NHL

Rangers remade for Nash, now lack identity without star

The Rangers talk about getting back to what they are, but the essential issue is that nobody knows what that means this time around.

Everyone knew they would be different. Everyone understood they’d be more top heavy and more dependent on talent in the aftermath of the trade in which Rick Nash came to New York and a handful of character assets departed either in that deal or via free agency.

In large measure, the Rangers were remade for Nash.

But now Nash is gone for an indefinite period of time, and the team is sinking without him, having a scored a total of three goals — one by a forward, Ryan Callahan on the power play — in going 0-2-1 in No. 61’s absence.

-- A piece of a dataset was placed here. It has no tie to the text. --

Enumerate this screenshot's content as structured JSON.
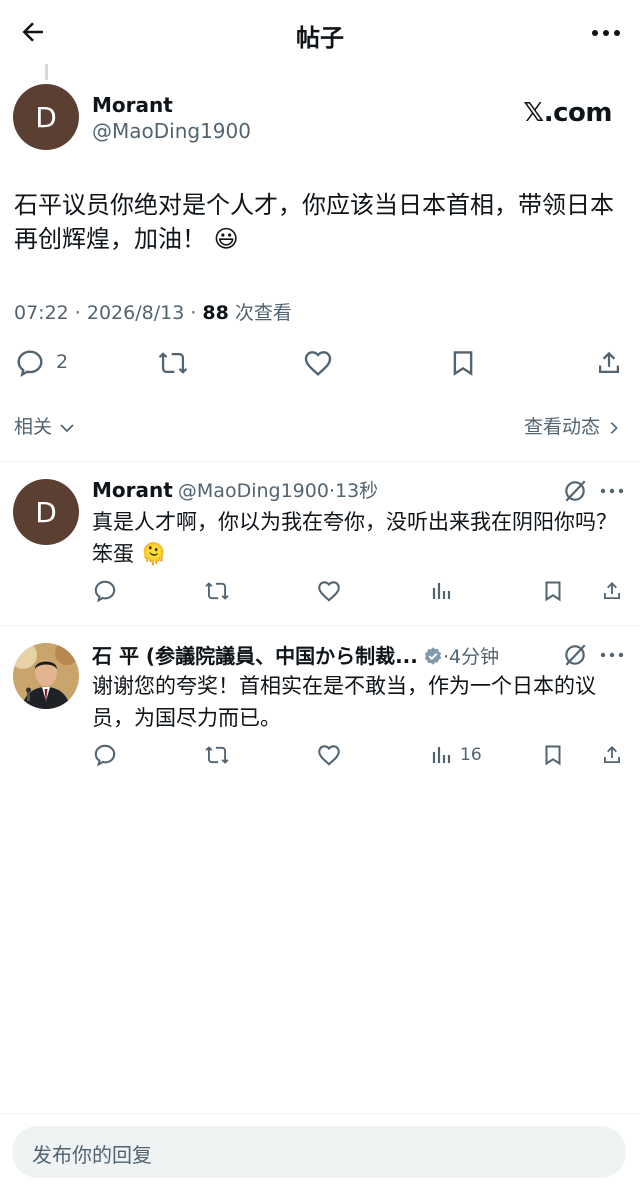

Nash’s injury is surely just a part of the game — and certainly as administered by the NHL Department of Player Safety — but the hole it has created is more significant than the holes created by the off-season departures of Brandon Prust, Brandon Dubinsky, Ruslan Fedotenko, Artem Anisimov and John Mitchell.

Because those guys were on last year’s team … that didn’t win. And it is past time to stow last year into history.

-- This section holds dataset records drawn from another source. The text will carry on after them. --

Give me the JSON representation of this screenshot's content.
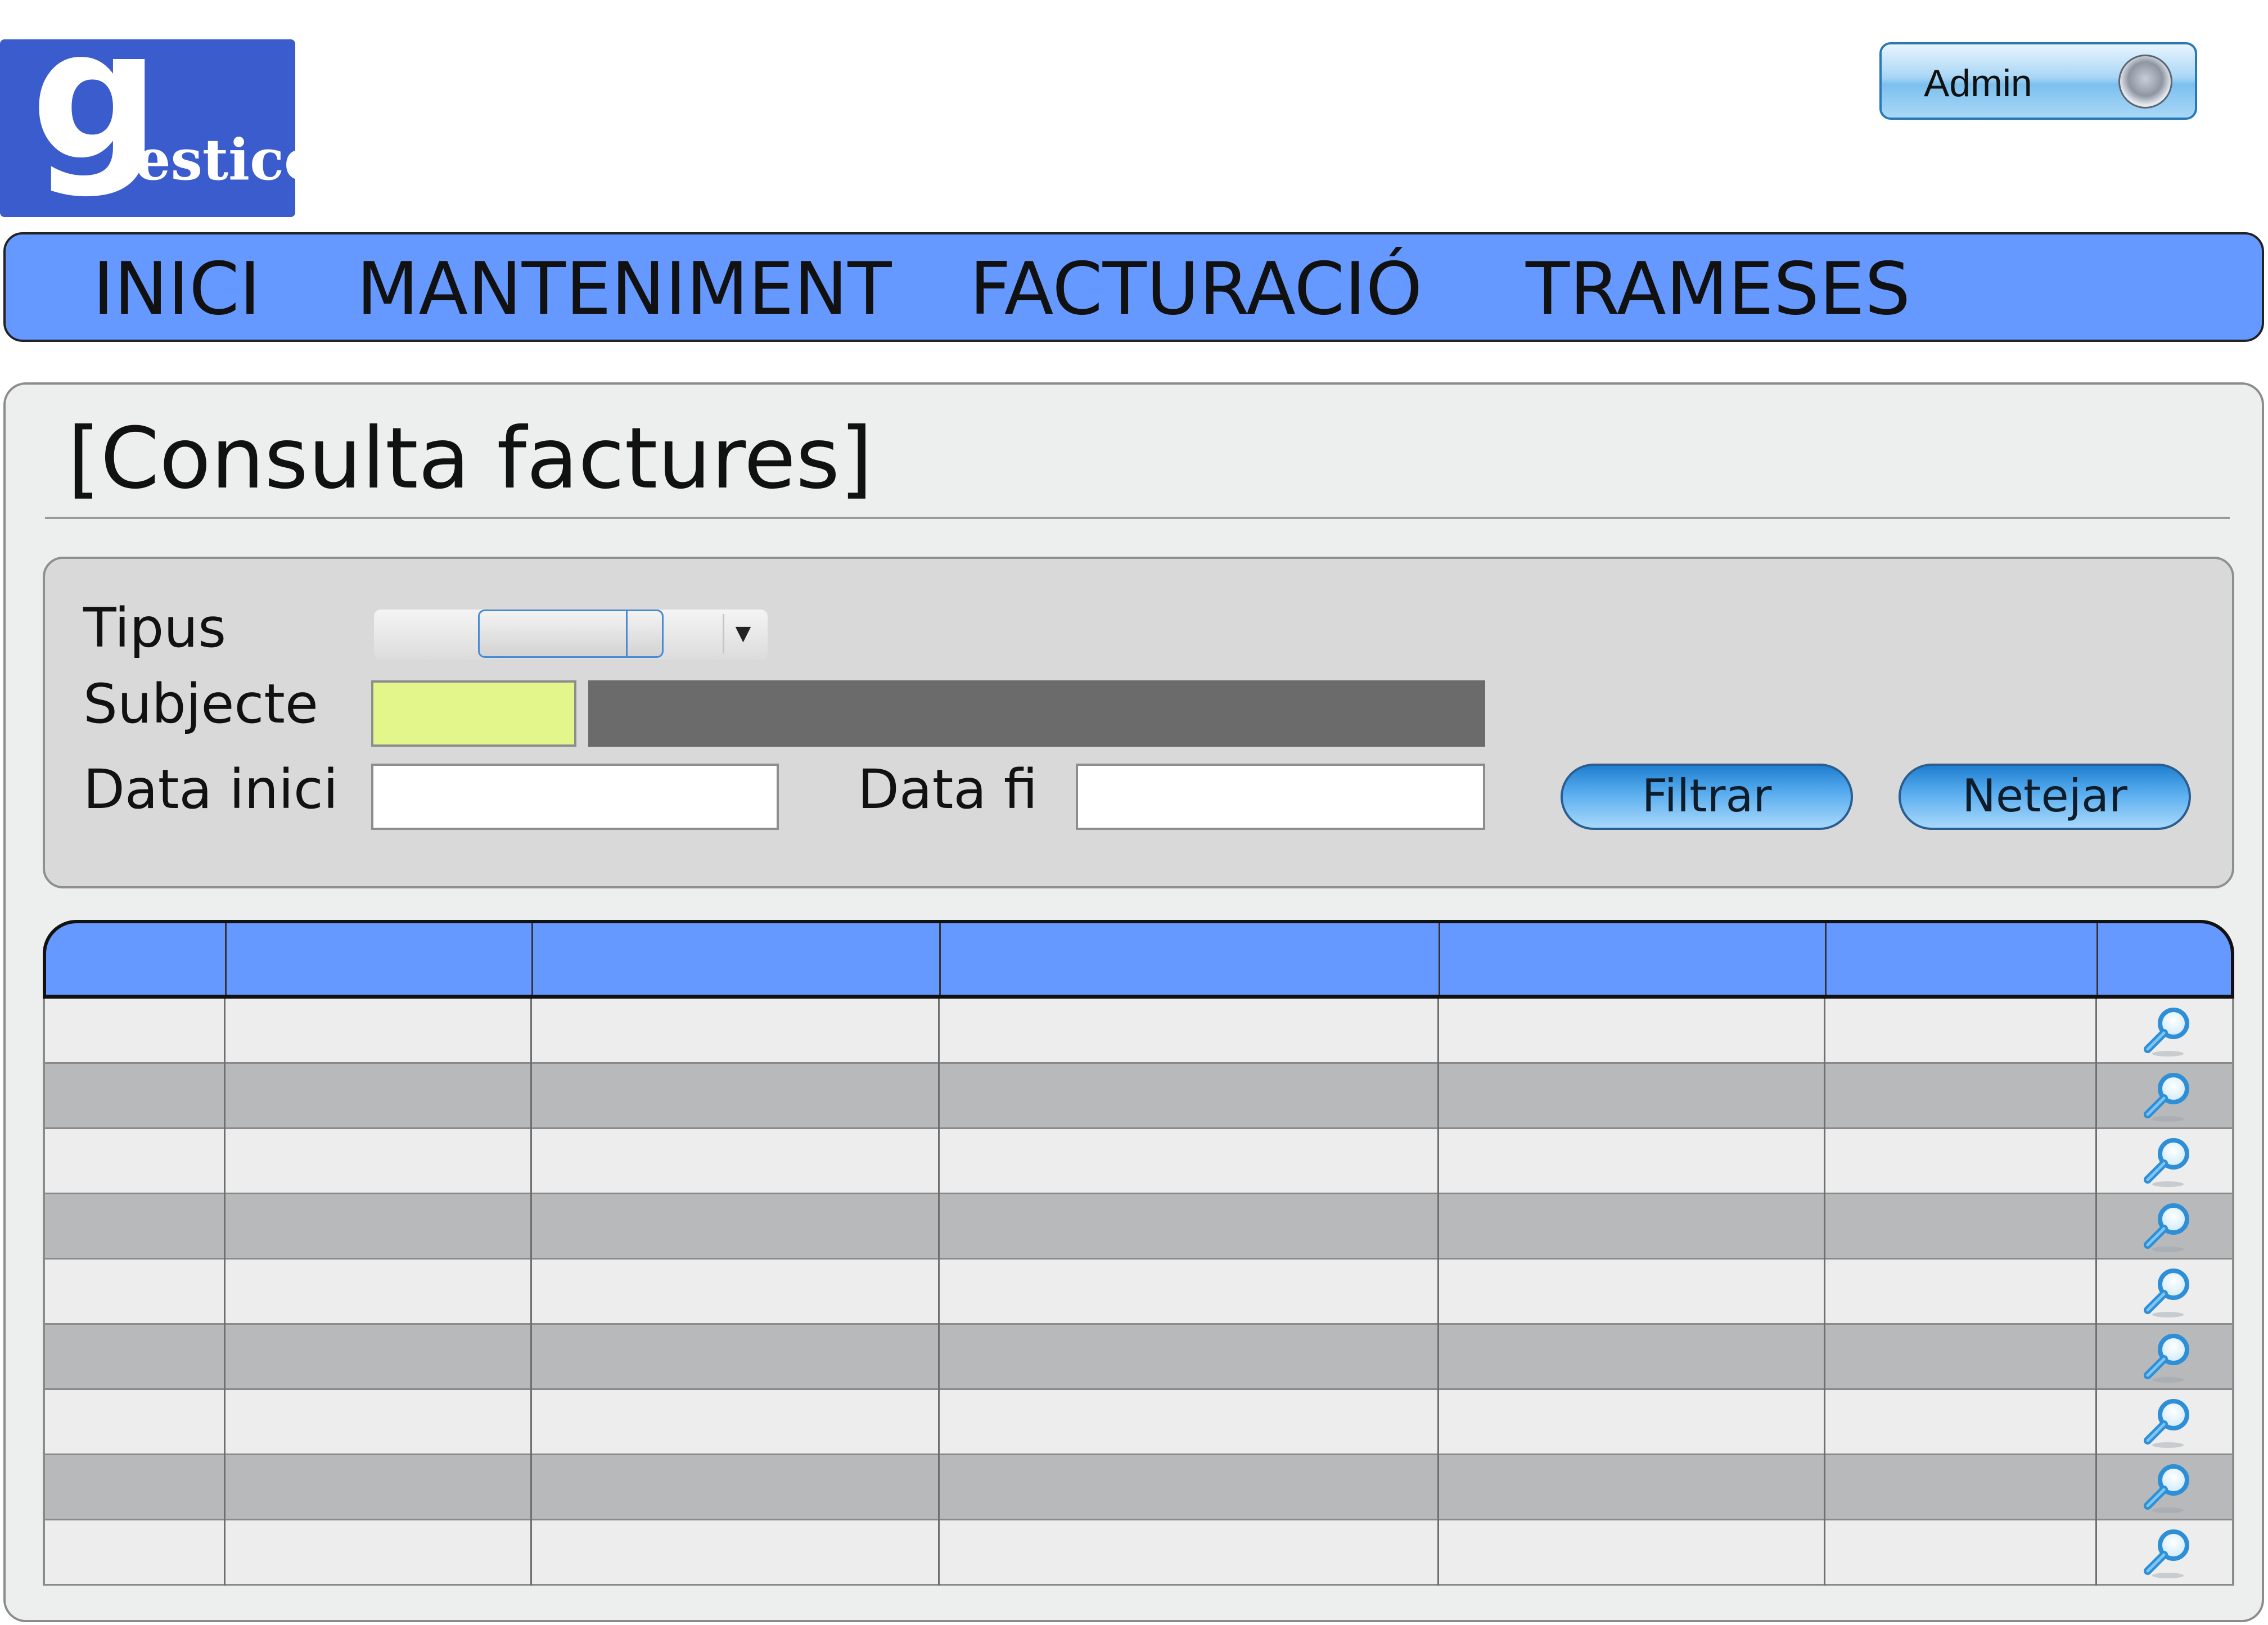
{
  "logo": {
    "letter": "g",
    "rest": "esticc"
  },
  "header": {
    "user_button_label": "Admin"
  },
  "nav": {
    "items": [
      {
        "label": "INICI"
      },
      {
        "label": "MANTENIMENT"
      },
      {
        "label": "FACTURACIÓ"
      },
      {
        "label": "TRAMESES"
      }
    ]
  },
  "page": {
    "title": "[Consulta factures]"
  },
  "filters": {
    "tipus_label": "Tipus",
    "tipus_value": "",
    "subjecte_label": "Subjecte",
    "subjecte_code_value": "",
    "subjecte_name_value": "",
    "data_inici_label": "Data inici",
    "data_inici_value": "",
    "data_fi_label": "Data fi",
    "data_fi_value": "",
    "filter_button": "Filtrar",
    "clear_button": "Netejar"
  },
  "table": {
    "headers": [
      "",
      "",
      "",
      "",
      "",
      "",
      ""
    ],
    "rows": [
      [
        "",
        "",
        "",
        "",
        "",
        ""
      ],
      [
        "",
        "",
        "",
        "",
        "",
        ""
      ],
      [
        "",
        "",
        "",
        "",
        "",
        ""
      ],
      [
        "",
        "",
        "",
        "",
        "",
        ""
      ],
      [
        "",
        "",
        "",
        "",
        "",
        ""
      ],
      [
        "",
        "",
        "",
        "",
        "",
        ""
      ],
      [
        "",
        "",
        "",
        "",
        "",
        ""
      ],
      [
        "",
        "",
        "",
        "",
        "",
        ""
      ],
      [
        "",
        "",
        "",
        "",
        "",
        ""
      ]
    ],
    "row_action_icon": "magnifier-icon"
  },
  "colors": {
    "nav_bg": "#6699ff",
    "logo_bg": "#3a5ccc",
    "subjecte_code_bg": "#e2f68c",
    "subjecte_name_bg": "#6b6b6b",
    "row_alt_bg": "#b7b9ba",
    "panel_bg": "#edeeee",
    "filter_panel_bg": "#d9d9d9"
  }
}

The Rangers recognize both the urgency of the moment and the need to remain calm in the face of the brewing storm as the Jets come to the Garden tonight for the first of four straight at home. These may be colliding concepts, but the Rangers can’t get ahead of themselves here, can’t concern themselves with the big picture.

“We don’t want to overthink this,” Henrik Lundqvist told The Post yesterday following a post-practice meeting, at which coach John Tortorella told his team not to panic in a message that may well also have included some colorful words about the way the team went about its business in the 50-minute work session. “I just want to focus on the next game.

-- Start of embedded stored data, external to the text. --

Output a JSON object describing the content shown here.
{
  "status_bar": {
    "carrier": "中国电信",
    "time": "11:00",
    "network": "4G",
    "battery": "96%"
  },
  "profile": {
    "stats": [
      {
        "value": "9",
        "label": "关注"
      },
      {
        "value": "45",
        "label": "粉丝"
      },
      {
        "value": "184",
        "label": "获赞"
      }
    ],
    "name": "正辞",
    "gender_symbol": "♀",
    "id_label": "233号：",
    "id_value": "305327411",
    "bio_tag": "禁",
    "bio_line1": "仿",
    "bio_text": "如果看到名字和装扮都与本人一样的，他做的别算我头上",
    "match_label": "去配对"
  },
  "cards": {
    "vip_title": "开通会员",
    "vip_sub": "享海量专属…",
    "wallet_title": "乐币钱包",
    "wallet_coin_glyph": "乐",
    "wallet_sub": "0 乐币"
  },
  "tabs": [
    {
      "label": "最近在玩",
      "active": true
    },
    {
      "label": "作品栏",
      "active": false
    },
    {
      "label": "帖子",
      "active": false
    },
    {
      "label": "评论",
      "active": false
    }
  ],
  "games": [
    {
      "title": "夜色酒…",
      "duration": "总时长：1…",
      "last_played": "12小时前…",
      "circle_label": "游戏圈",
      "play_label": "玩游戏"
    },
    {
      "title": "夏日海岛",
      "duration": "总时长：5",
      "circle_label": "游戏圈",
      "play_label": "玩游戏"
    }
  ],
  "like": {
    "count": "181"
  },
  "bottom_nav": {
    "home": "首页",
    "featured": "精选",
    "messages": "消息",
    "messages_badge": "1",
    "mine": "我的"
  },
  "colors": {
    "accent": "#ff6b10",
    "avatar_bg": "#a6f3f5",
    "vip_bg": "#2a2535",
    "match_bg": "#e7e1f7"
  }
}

“You don’t want to react the wrong way because it’s a 48-game season. That’s still a lot of hockey. We have to stay positive and believe in ourselves. But we also all realize that it’s not just going to happen because we expect it to happen.”

The big picture is for management and for us. There are questions whether this team’s square pegs can fit into the current round holes, and there are questions whether this team’s personnel is currently equipped to play the style Tortorella demands.

One thing is clear, though, and it is as clear as Tortorella’s default mode under which Marian Gaborik is too readily benched and Chris Kreider is too readily demoted — the coach isn’t adapting his core beliefs.

“I don’t think we’re playing the right way consistently enough,” Tortorella said. “We can’t think about offense; we have to think about how much stiffer we need to be.

“We can’t cheat our way out of it.”

Kreider remains on the roster, but it’s anybody’s guess why, given Tortorella’s obvious belief the winger isn’t ready for prime time. It took merely one period for him on Saturday in Montreal to fall behind Christian Thomas on the depth chart.

Thomas, who got 1:35 of power-play time and 12:46 overall as compared to Kreider’s 0:06 and 10:09, respectively, was returned to the Whale yesterday following his NHL debut, while No. 20 is likely to be scratched tonight in favor of both Stu Bickel and Brandon Mashinter as Darroll Powe rejoins the lineup.

If Bickel and Mashinter — neither of whom, by the way, got so much as a single shift on Saturday against Max Pacioretty after the Montreal winger plowed Ryan McDonagh face first into the glass — get regular turns tonight, that can be interpreted as an attempt by the coach to re-inject a sandpaper effect into the lineup.

“We have to be confident and arrogant,” Marc Staal said. “We have to go out there with a swagger, like we’re not going to lose.

“We have to get back to doing what we do.”

Fair enough, but that begs the question of what that is, exactly, for a team rebuilt around Nash when Nash isn’t in the lineup.